I brushed my hair to one side and made a square moustache with black tape. This is obviously the image of someone spitting everywhere-to the chagrin of my neighbor and my friend Manny Bernstein, who recently broke his arm and tried Hit me with his actor on the head.

In those days, you wouldn't look out the window and see some children trick or treat without giving sugar. There are hundreds of children on the street. 

Because of this, my brother and I had to check at home every few hours.

My parents sort our bags, pick out the (very few) candies they want to keep for themselves, and then recycle the rest.

Then they will send us back for more.

"Hurry up," my mother would say. "There are many children this year. We need more candies!"

So... uh... what's wrong with this photo?

After buying my first home in Woodridge, I actually went to town and filled a big bowl with all the candies I bought for Halloween visitors.

I think three children showed up.

I think part of the problem is that I am on a dead end with no lights or sidewalks-and my front door has 20 steps.

For three years, I have bought bags after bags of candies, and eventually I will take them to the office because I have never seen any children.

Of course, I didn't buy any candies in the first year, and the bell rang. I opened the door and saw a seven-year-old fairy princess.

She was wearing a sparkling blue dress, a rhinestone headpiece and a wand with a star on the tip.

I didn't have any candies, so I gave her a can of chickpeas.

By the time my parents were in their seventies, Halloween was a holiday they were really afraid of.
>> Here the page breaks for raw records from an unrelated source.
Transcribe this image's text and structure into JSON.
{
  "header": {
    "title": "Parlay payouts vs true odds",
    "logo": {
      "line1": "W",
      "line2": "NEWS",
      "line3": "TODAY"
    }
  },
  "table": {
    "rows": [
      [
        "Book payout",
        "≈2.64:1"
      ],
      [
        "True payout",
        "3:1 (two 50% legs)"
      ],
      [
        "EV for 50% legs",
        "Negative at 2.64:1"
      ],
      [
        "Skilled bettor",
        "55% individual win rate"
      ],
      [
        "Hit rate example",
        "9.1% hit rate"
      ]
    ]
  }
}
They had fewer children than before, but they were too tired to go up and down the stairs. 

My mother's solution: She put a small table on the front steps, put a basket full of candies and said "Happy Halloween! Please take one."

Within 10 minutes, all the candies were gone—obviously, there was no cure for the little thugs who were addicted to sucrose, glucose, lactose, and fructose.

Half an hour later, someone took away the basket and table.

However, they left a mark. I think it's still in the garage.

These days, I look at my only child Charlie, a raccoon I adopted five years ago, and I wish I could dress her as a fairy princess, a pirate, or a 65-pound cat.

It's hard to be a baby boomer, between my contempt for unhealthy snacks and my ruthless nostalgia for the good old days.

Maybe Charlie and I will dress up tonight, carve a pumpkin, and watch a horror movie on TV.

Then, around midnight, we will open the chickpeas.